CALCIUM-DRIVEN PHASE SEPARATION AND STRUCTURAL MODULATION OF ANNEXIN A11

Annexins are a family of 12 calcium-binding proteins in vertebrates that play   essential roles in cell signaling, membrane trafficking, and repair. All annexins share a conserved C-terminal domain (annexin repeat) that mediates calcium-dependent binding to negatively charged membranes. In contrast, their N-terminal regions vary widely and are thought to determine functional specificity. Annexin A11 (AnxA11) stands out in the family due to its unusually long and intrinsically disordered N-terminal domain, which enables it to form biomolecular condensates and has been linked to various pathological conditions such as systemic autoimmune diseases and ALS. However, how calcium affects AnxA11’s structure and phase behavior remains largely unexplored. This project addresses this gap by revealing how calcium modulates both the structural organization and condensation properties of AnxA11, uncovering a potential mechanism by which the protein senses cellular calcium changes to regulate its function.
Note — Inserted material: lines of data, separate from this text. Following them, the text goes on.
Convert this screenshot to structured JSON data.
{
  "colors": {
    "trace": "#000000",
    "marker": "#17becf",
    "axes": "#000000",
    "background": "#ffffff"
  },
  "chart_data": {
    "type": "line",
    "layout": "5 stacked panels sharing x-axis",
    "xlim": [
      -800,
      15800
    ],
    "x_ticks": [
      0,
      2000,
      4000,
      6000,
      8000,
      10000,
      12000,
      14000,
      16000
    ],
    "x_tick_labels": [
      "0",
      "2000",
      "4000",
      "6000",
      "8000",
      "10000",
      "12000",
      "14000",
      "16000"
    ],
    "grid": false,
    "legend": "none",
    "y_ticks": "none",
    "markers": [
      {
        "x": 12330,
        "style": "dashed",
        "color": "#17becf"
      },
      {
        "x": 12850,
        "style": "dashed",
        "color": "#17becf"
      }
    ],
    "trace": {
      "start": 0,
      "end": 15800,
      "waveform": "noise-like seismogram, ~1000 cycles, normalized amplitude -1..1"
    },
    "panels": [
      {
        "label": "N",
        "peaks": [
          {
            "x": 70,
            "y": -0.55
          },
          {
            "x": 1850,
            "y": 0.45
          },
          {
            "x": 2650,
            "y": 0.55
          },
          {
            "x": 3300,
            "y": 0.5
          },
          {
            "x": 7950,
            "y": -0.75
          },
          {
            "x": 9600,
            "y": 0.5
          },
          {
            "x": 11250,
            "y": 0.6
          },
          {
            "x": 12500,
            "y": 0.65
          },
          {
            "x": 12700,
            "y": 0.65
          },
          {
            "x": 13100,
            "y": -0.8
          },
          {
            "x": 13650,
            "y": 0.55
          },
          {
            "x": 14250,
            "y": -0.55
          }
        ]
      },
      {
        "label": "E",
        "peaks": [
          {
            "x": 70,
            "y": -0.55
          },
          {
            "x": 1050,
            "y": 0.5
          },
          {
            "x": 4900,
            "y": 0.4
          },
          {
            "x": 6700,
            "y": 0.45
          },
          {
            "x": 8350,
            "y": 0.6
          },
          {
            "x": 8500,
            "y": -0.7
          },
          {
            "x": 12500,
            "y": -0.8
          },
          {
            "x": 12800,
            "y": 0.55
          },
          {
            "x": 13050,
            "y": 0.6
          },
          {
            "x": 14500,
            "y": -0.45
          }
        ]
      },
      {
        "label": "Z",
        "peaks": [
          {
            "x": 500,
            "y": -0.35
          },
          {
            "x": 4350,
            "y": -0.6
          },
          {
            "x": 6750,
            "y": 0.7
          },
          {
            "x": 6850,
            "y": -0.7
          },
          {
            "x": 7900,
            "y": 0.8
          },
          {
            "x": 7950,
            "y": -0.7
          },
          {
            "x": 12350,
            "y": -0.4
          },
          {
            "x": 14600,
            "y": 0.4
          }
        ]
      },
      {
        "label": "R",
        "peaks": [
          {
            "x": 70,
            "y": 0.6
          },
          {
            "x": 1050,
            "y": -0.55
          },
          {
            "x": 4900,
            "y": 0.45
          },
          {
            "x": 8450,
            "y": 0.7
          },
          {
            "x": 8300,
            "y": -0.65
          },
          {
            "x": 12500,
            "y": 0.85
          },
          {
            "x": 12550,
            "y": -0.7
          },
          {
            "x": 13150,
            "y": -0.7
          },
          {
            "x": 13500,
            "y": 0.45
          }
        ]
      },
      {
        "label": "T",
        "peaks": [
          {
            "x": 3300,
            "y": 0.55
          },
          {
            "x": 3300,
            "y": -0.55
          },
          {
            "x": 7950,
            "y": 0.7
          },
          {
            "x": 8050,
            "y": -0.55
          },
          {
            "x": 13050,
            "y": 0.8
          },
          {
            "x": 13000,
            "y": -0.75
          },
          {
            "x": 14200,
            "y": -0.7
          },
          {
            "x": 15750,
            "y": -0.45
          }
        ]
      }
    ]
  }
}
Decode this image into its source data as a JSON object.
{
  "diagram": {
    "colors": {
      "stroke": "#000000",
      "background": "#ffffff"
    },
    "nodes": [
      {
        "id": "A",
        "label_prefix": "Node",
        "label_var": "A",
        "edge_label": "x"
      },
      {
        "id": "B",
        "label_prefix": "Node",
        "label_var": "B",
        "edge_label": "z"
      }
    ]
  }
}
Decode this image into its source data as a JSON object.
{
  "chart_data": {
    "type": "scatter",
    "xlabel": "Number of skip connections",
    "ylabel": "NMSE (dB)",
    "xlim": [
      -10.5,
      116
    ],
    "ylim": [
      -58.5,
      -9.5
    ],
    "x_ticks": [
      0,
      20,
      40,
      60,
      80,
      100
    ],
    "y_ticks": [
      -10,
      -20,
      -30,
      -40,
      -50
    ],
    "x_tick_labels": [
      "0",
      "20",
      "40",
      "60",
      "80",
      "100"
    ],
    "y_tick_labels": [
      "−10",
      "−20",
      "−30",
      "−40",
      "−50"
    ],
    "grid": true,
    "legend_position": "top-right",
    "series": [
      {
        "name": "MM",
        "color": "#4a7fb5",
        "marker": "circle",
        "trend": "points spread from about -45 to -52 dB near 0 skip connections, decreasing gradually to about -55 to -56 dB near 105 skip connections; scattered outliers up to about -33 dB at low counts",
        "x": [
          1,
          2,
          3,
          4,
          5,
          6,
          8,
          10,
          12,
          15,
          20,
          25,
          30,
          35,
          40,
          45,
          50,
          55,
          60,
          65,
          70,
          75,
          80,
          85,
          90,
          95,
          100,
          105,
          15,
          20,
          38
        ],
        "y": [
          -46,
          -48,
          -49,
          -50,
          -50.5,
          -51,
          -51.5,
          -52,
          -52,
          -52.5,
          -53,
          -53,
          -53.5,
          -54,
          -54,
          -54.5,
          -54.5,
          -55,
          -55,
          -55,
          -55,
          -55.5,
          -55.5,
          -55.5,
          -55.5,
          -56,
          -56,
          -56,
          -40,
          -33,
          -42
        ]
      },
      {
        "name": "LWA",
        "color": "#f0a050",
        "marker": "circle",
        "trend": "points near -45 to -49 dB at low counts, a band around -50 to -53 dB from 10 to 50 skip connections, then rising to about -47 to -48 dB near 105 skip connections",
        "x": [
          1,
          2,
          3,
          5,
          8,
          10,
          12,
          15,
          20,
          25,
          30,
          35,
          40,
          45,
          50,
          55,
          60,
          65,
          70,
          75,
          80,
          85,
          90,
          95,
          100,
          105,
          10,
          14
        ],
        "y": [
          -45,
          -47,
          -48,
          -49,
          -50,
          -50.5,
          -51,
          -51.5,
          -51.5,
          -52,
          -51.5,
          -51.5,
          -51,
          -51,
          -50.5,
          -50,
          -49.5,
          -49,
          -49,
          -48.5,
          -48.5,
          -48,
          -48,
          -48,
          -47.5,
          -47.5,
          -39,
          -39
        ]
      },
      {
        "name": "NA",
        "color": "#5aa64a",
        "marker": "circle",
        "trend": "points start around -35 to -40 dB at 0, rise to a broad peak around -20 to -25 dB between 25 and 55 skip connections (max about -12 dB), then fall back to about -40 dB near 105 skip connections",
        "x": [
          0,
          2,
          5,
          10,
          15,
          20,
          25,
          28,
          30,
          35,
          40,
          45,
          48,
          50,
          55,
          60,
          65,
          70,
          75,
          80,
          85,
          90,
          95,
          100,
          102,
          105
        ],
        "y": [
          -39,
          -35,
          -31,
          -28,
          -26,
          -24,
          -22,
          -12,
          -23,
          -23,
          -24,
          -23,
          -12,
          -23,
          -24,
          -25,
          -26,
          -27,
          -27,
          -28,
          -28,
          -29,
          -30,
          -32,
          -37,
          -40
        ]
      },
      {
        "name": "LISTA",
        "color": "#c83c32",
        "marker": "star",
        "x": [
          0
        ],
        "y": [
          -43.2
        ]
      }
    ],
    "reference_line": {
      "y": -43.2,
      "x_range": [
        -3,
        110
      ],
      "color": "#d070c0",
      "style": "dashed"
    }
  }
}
Circular dichroism analysis revealed that AnxA11 undergoes significant structural changes upon calcium binding, increasing its α-helix content and its thermal stability. Microscopy studies further demonstrated that AnxA11 condensates are sensitive to the effect of molecular crowding and the salt concentration, with high salt levels inhibiting condensate formation, while molecular crowding was initially shown to be essential for phase separation. However, we observe that calcium can modulate AnxA11’s propensity to undergo phase separation: at low concentrations, it enhances condensate formation (even at low protein concentrations and in the absence of crowding agents), while at higher levels induce a dynamic and reversible liquid-to-solid phase transition. This study will further explore how ALS-associated mutations affect calcium sensitivity, structural changes, and condensate dynamics, providing novel insights into the calcium-dependent regulation of AnxA11 and its potential role in ALS pathogenesis.

This work was supported by Fundação de Amparo à Pesquisa do Estado de São Paulo (FAPESP # 2024/10159-1) and by University of São Paulo.